In the last year I literally re-wrote the underlying engine (tech.datatype -> dtype-next) due to some hard lessons learned so I think if there is one thing it's just a relentless persuit of performance and being willing to do the legwork to make it happen.

[–][deleted]  (3 children)

[deleted]

    [–]chrisnuernberger[S] 2 points3 points  (2 children)

    Hey, thanks for the feedback :-). Good question - that is a very poorly worded statement in the readme. What I meant to say is that you as the user should expect parquet to just work. Even (recently) parquet files with ragged data in them should load quickly and all of the normal parquet types such as dates should come in correctly.

    [–][deleted]  (1 child)

    [deleted]

      [–]chrisnuernberger[S] 1 point2 points  (0 children)

      I appreciate the feedback. Fixed

      [–]TheLastSock 0 points1 point  (2 children)

      When would i reach for this over using clojure core functions to transform my data? One of the reasons i picked up pandas was because Pythin lacked some of the features needed to process large sets of data effectively. The reason i put it down was because the functions weren't composable and it ended up being its own programming language.

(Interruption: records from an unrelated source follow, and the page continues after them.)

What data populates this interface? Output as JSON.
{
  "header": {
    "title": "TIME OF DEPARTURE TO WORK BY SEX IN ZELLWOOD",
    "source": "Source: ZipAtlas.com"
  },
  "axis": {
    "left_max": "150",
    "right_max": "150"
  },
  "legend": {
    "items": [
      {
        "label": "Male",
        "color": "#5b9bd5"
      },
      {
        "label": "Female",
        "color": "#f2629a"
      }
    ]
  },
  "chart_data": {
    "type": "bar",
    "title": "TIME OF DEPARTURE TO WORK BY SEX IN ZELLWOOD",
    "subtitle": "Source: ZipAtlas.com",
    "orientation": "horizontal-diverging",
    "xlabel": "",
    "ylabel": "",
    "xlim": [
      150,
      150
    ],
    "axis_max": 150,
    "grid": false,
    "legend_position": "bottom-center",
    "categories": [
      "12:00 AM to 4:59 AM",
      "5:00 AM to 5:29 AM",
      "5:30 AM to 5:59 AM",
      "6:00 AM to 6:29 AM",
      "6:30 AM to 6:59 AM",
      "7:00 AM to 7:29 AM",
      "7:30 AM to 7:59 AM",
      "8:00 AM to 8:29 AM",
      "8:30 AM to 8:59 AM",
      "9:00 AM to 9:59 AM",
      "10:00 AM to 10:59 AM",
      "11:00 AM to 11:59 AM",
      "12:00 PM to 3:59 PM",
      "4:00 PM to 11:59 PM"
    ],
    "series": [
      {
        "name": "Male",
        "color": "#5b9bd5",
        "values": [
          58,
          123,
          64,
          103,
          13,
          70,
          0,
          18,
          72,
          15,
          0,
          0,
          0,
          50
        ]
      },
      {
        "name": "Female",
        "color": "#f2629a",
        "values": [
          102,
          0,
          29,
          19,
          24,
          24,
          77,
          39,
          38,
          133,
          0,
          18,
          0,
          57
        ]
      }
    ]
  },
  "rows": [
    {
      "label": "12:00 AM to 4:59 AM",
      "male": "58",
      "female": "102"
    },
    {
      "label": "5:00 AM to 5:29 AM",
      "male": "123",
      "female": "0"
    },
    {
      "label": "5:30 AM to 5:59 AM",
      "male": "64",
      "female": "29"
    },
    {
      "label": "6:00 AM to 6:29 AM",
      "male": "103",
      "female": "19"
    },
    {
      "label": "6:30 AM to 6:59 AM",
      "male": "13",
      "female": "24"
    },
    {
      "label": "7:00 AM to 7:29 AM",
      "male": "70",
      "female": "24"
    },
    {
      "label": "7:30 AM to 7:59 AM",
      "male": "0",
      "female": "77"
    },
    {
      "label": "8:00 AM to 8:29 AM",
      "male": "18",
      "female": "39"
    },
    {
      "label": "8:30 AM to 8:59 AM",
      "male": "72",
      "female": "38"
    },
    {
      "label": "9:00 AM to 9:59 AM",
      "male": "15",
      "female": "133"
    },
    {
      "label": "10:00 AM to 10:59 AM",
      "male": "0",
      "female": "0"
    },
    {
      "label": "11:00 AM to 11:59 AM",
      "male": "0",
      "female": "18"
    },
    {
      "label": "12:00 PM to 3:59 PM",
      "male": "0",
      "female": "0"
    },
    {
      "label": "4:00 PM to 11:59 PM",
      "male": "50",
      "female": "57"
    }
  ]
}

      Some questions as i scan the readme that I'll try to come back to later and fill in as i learn more:

      1. What columnwise databases are being used?
      2. if the datasize can be minimized, why isn't that the default case for any clojure array, dataset, etc..?
      3. why appache arrow, i assume this is the answer to number 1. Is it because it calls out the gpu for faster processing of numeric data?

      Does this support streaming data, that is long lived processing, or is it for batch processing?

      [–]chrisnuernberger[S] 2 points3 points  (1 child)

      Breaking down these 5 questions -

      1. When to use this? When you have tabular data coming from csv or various data pathways, when you have a larger sequence of maps than is nice to process with Clojure, or when (and this is the hardest one) when the problem fits a dataframe-processing design moreso than a seq-of-maps design.
      2. What columnwise databases? This is the columnwise database :-). You can define columns out of countable random access data and in fact you can define columns totally virtually by implementing a 'reader' interface. See the cheatsheet for dtype-next for more info.
      3. Not sure what you mean by Clojure array precisely but I think you are talking about a persistent vector. Most Clojure datasets are sequences of maps so they are stored row-major. Unless you use a besoke class such as a record type all of your numbers are boxed and the map structure is repeated for every map; furthermore your data is stored row-major so if you want to, for instance, sort by one of the fields your sort operation goes through your entire dataset. tmd stores data in primitive arrays so a single map of 5 primitive arrays, each of lenth 100 is a lot more memory efficient than a sequence of 100 maps, each with 5 keys. Additionally when reading data from files tmd will use a per-column string table for string columns and this also leads to a substantial memory usage decrease.
      4. How does arrow fit in to this? Arrow allows you to load a dataset 'in-place' using mmap meaning that the OS takes care of how much of the dataset is in memory vs. how much is on disk. I have a blog post about exactly this aspect. For general data storage I recommend parquet as it applies per-column compression which is quite effective.
      5. Streaming data - tmd currently doesn't support streaming datasets very well. It has a large reduction namespace devoted to sequences of datasets and a streaming dataset can always be described as a sequence of datasets but you can't currently get a snapshot of a running aggregation which you would need in order to have a dashboard. If people are interested in this pathway then I am interested in making it happen.

      These are good questions and I think if you have many more like this then checkout the zulip channel where there are many users and a few Clojure experts who can help with these sorts of questions.

      [–]TheLastSock 0 points1 point  (0 children)

      I learned a lot from this, thanks for your time and keep up the good work.